En su entrevista, Levitsky señala que el autogolpe fracasó porque no tuvo apoyo militar y la institucionalidad se mantuvo (los especialistas dirán que sin apoyo militar, no llegó nunca realmente a autogolpe). Parece una verdad de Perogrullo, sobre todo para un latinoamericano, pero no siempre puede verse en la práctica. La carta de Mike Pence, en la que afirma, con base en la historia constitucional norteamericana, que un Vicepresidente no tiene facultad para aceptar o rechazar unilateralmente los votos, o la frase de Michael McConell, líder republicano del Senado, de “si invalidamos la elección, dañaríamos a la república para siempre”, le dieron una desembocadura principista a una situación que ya empezaba a hacerse muy peligrosa. Trump llamó cobarde a Pence (literalmente: “no tiene el coraje para proteger al país”), pero si seguimos con las comparaciones, se trató más bien del coraje de un 9 de Termidor. Como en muchas otras ocasiones, al final el cambio se da cuando muchos de los más cercanos al gobernante consideran que ha traspasado límites después de los cuales no lo pueden acompañar. Es lo que hizo Pence con su carta, lo que hizo McConell con su discurso, y lo que en noviembre hizo públicamente el General Mark Milley, jefe del Estado Mayor Conjunto, con otra frase que pasará a la historia: el Ejército, le advirtió en un discurso en el que Trump estaba presente, es leal a la Constitución, no a un Dictador.
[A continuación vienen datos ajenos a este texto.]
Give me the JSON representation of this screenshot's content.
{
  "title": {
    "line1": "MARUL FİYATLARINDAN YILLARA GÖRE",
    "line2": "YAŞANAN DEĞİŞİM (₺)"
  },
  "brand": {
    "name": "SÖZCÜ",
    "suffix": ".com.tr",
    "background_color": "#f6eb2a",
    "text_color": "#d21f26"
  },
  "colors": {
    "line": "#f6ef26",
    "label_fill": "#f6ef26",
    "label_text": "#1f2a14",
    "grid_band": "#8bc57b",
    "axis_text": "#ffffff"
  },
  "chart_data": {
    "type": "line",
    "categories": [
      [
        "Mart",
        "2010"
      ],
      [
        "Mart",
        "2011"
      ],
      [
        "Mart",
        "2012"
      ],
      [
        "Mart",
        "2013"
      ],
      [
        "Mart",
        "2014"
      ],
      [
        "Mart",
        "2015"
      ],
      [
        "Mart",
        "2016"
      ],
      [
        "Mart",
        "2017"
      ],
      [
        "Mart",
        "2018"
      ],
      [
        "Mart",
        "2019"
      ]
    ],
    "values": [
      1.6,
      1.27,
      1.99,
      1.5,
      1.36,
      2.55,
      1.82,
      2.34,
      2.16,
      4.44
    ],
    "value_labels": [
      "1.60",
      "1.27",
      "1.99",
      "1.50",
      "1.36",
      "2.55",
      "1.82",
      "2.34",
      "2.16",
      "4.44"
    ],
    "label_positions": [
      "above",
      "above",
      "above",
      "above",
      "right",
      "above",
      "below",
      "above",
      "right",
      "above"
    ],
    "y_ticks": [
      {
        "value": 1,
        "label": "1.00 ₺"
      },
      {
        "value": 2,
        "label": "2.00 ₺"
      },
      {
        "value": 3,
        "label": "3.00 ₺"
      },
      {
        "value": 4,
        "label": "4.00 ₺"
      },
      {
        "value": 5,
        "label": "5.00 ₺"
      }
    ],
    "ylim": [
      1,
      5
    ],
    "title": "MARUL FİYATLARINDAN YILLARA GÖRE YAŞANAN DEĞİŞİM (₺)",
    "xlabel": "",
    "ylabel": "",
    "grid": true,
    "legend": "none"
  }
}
Sin ejército que apoye la maniobra y con parlamentarios que al menos en un aspecto o en el momento grave, tienen el talante de Fermín Toro, lo que comenzó como un 24 de enero, salvando las distancias, que acá son muchas, termina como un 9 de Termidor. Es la institucionalidad, entendida como la forma en la que las instituciones actúan apegadas a sus principios, según la definición del jurista e historiador venezolano Hans-Henning von Der Osten. Es lo que separa a una república bananera de lo que no lo es. Pero Levitsky llama a la cautela. Queda un mal sabor en la boca. El mundo comienza a suspirar con alivio. Las instituciones han respondido, la tormenta parece vadeada, pero que se haya tenido que llegar tan lejos, que las acciones de un presidente estadounidense empiecen a ser comparables con el 24 de enero, el 18 de Brumario y hasta el 9 de Termidor, debe llamar a la reflexión. De los norteamericanos y de todos los demócratas del mundo.